Nella Striscia tornano i camion carichi di aiuti umanitari
È da domenica mattina che la fila dei camion carichi di aiuti umanitari ha iniziato a snodarsi dal confine di Rafah, in Egitto, verso Kerem Shalom, valico tra Israele e la Striscia di Gaza. Altri camion stanno entrando dalla Giordania dal valico di Zikim, a Nord. Nei pacchi ci sono cibo, medicine indispensabili e qualche materiale edile. Sarà compito delle organizzazioni umanitarie e dell’Onu distribuirli alla popolazione civile. Il monopolio della discussa Gaza Humanitarian Foundation, che operava al centro Sud sotto la guida israeliana e statunitense, è finito.
Come arrivano i camion di aiuti umanitari e il cessate il fuoco diurno
Secondo le nuove disposizioni dell’esercito israeliano, i camion con gli aiuti umanitari devono passare attraverso speciali corridoi umanitari, aperti dalle 6.00 alle 23.00, per raggiungere i territori ancora sotto il controllo di Hamas, lungo la costa: Al-Mawasi, Deir al-Balah e Gaza City, Qui, fino a nuove disposizioni, verrà osservato un cessate il fuoco diurno dalle 10.00 del mattino alle 20.00 per facilitare la distribuzione degli aiuti. Altre derrate alimentari vengono paracadutate in queste ore da aerei di Israele, Giordania ed Emirati Arabi Uniti.

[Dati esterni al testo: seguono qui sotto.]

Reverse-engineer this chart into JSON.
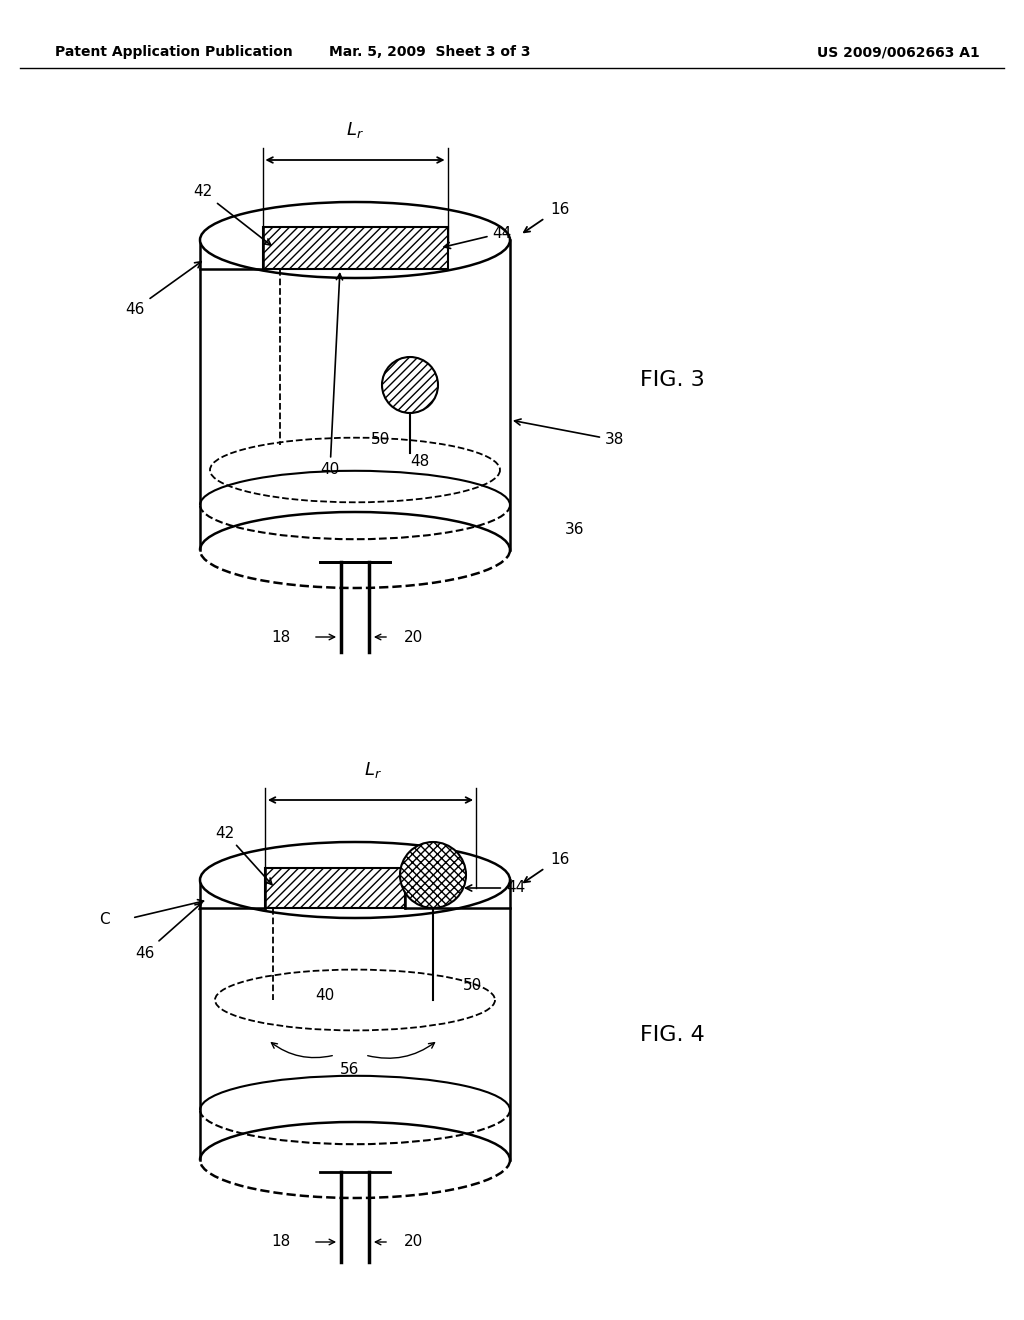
{
  "background_color": "#ffffff",
  "header_left": "Patent Application Publication",
  "header_mid": "Mar. 5, 2009  Sheet 3 of 3",
  "header_right": "US 2009/0062663 A1",
  "fig3_label": "FIG. 3",
  "fig4_label": "FIG. 4"
}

Notizie su un possibile coordinamento tra Israele ed Egitto per la ripresa degli aiuti umanitari nella Striscia avevano iniziato a filtrare fin dagli ultimi giorni dei colloqui di Doha, mentre le delegazioni erano in attesa di una risposta finale di Hamas. Dopo il ritiro israeliano e statunitense dal Qatar, non è chiaro se i negoziati siano falliti: un cessate il fuoco diurno, di fatto, c’è. Eppure, sia Trump che Netanyahu lasciano sperare ben poco. “Vogliono morire”, aveva detto il presidente americano nel weekend riferendosi alla leadership di Hamas a Gaza. “Distruggeremo Hamas”, gli aveva fatto eco il primo ministro Netanyahu. Dichiarazioni conflittuali erano inizialmente arrivate da Egitto e Qatar, che, in una dichiarazione congiunta, avevano parlato di una semplice pausa dei negoziati a Doha. Ieri, però, il presidente egiziano Abdel-Fattah el-Sissi ha rivolto un appello accorato senza precedenti al presidente Trump chiedendogli di fare ogni sforzo possibile per mettere fine a questa guerra.

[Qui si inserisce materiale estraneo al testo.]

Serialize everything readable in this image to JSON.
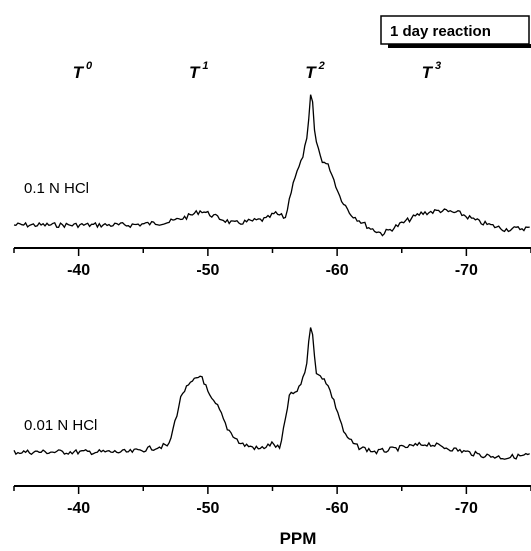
{
  "chart_data": {
    "type": "line",
    "badge": "1 day reaction",
    "xlabel": "PPM",
    "xlim": [
      -35,
      -75
    ],
    "x_reversed": true,
    "xticks": [
      -40,
      -50,
      -60,
      -70
    ],
    "xtick_labels": [
      "-40",
      "-50",
      "-60",
      "-70"
    ],
    "peak_labels": [
      {
        "base": "T",
        "sup": "0",
        "x": -40
      },
      {
        "base": "T",
        "sup": "1",
        "x": -49
      },
      {
        "base": "T",
        "sup": "2",
        "x": -58
      },
      {
        "base": "T",
        "sup": "3",
        "x": -67
      }
    ],
    "panels": [
      {
        "label": "0.1 N HCl",
        "series": [
          {
            "x": [
              -35,
              -40,
              -44,
              -47,
              -48.5,
              -49.5,
              -50.5,
              -52,
              -54.5,
              -55.2,
              -56,
              -56.6,
              -57.2,
              -57.7,
              -58,
              -58.3,
              -58.8,
              -59.4,
              -60.2,
              -61,
              -62.5,
              -63.5,
              -65,
              -66.5,
              -68,
              -69.5,
              -71,
              -73,
              -75
            ],
            "y": [
              0.0,
              0.0,
              0.0,
              0.02,
              0.06,
              0.1,
              0.06,
              0.01,
              0.04,
              0.08,
              0.05,
              0.3,
              0.43,
              0.6,
              0.95,
              0.6,
              0.45,
              0.4,
              0.2,
              0.08,
              -0.02,
              -0.06,
              0.01,
              0.08,
              0.1,
              0.08,
              0.02,
              -0.03,
              -0.02
            ]
          }
        ]
      },
      {
        "label": "0.01 N HCl",
        "series": [
          {
            "x": [
              -35,
              -40,
              -44,
              -47,
              -48,
              -48.8,
              -49.5,
              -50.2,
              -50.8,
              -51.5,
              -52.5,
              -54,
              -55,
              -55.6,
              -56.3,
              -57,
              -57.6,
              -58,
              -58.4,
              -59,
              -59.4,
              -60,
              -60.6,
              -61.5,
              -63,
              -65,
              -67,
              -69,
              -71,
              -73,
              -75
            ],
            "y": [
              0.0,
              0.0,
              0.0,
              0.05,
              0.42,
              0.5,
              0.55,
              0.38,
              0.32,
              0.17,
              0.06,
              0.02,
              0.06,
              0.02,
              0.4,
              0.44,
              0.6,
              0.95,
              0.55,
              0.53,
              0.45,
              0.3,
              0.12,
              0.04,
              0.0,
              0.03,
              0.06,
              0.02,
              -0.02,
              -0.04,
              -0.02
            ]
          }
        ]
      }
    ]
  }
}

Le nuove strategie di Hamas e Israele
È difficile comprendere quali possano essere gli obiettivi di Hamas in una situazione come quella attuale, con il 75% del territorio della Striscia sotto il controllo dell’esercito israeliano e la malnutrizione diffusa tra la popolazione, già decimata da oltre 600 giorni di bombardamenti aerei e invasione da terra. Il giornalista israeliano Emanuel Fabian, che in queste ore ha avuto la possibilità di entrare a Gaza a bordo di un carro armato, descrive un’avanzata contro infrastrutture, strade ed edifici minati, più che contro combattenti, disposti a uscire dai tunnel solo per piccole sortite.
Non è chiaro nemmeno per quale motivo Israele abbia deciso il cambio di rotta che ha permesso al flusso degli aiuti di riprendere. Domenica sono state rimesse in funzione anche le condutture dell’impianto di desalinizzazione che porta quotidianamente l’acqua a circa 900.000 gazawi. Lo stesso presidente Trump ha ammesso, ma solo negli ultimi giorni, che Israele ha gravi responsabilità nella crisi umanitaria di Gaza. Il dubbio che dopo il fallimento dei negoziati di Doha il blocco parziale degli aiuti umanitari non fosse più utile come strumento di pressione, si fa concreto. I civili hanno sofferto la fame e la sete per calcoli politici e militari. A nulle erano valse le minacce dell’Europa, che a metà luglio aveva ventilato la possibilità di congelare gli accordi commerciali con Israele. La situazione è cambiata solo al rientro dai negoziati di Doha.
Rimane una speranza per la pace: che le ultime dichiarazioni israeliane e statunitensi non siano che l’ennesimo strumento di pressione. Si assottiglia, invece, la speranza che gli ostaggi israeliani ancora nelle mani di Hamas possano tornare a casa. E le voci del dissenso in Israele si moltiplicano. Benny Ganz, presidente del partito di opposizione di Unità Nazionale, ha detto che è una follia pensare che Gaza possa essere governata dall’esercito israeliano. Urge un’amministrazione araba. È arrivato il momento di offrire alla popolazione una reale alternativa ad Hamas. Un esercito non può occuparsi di aiuti umanitari e civili.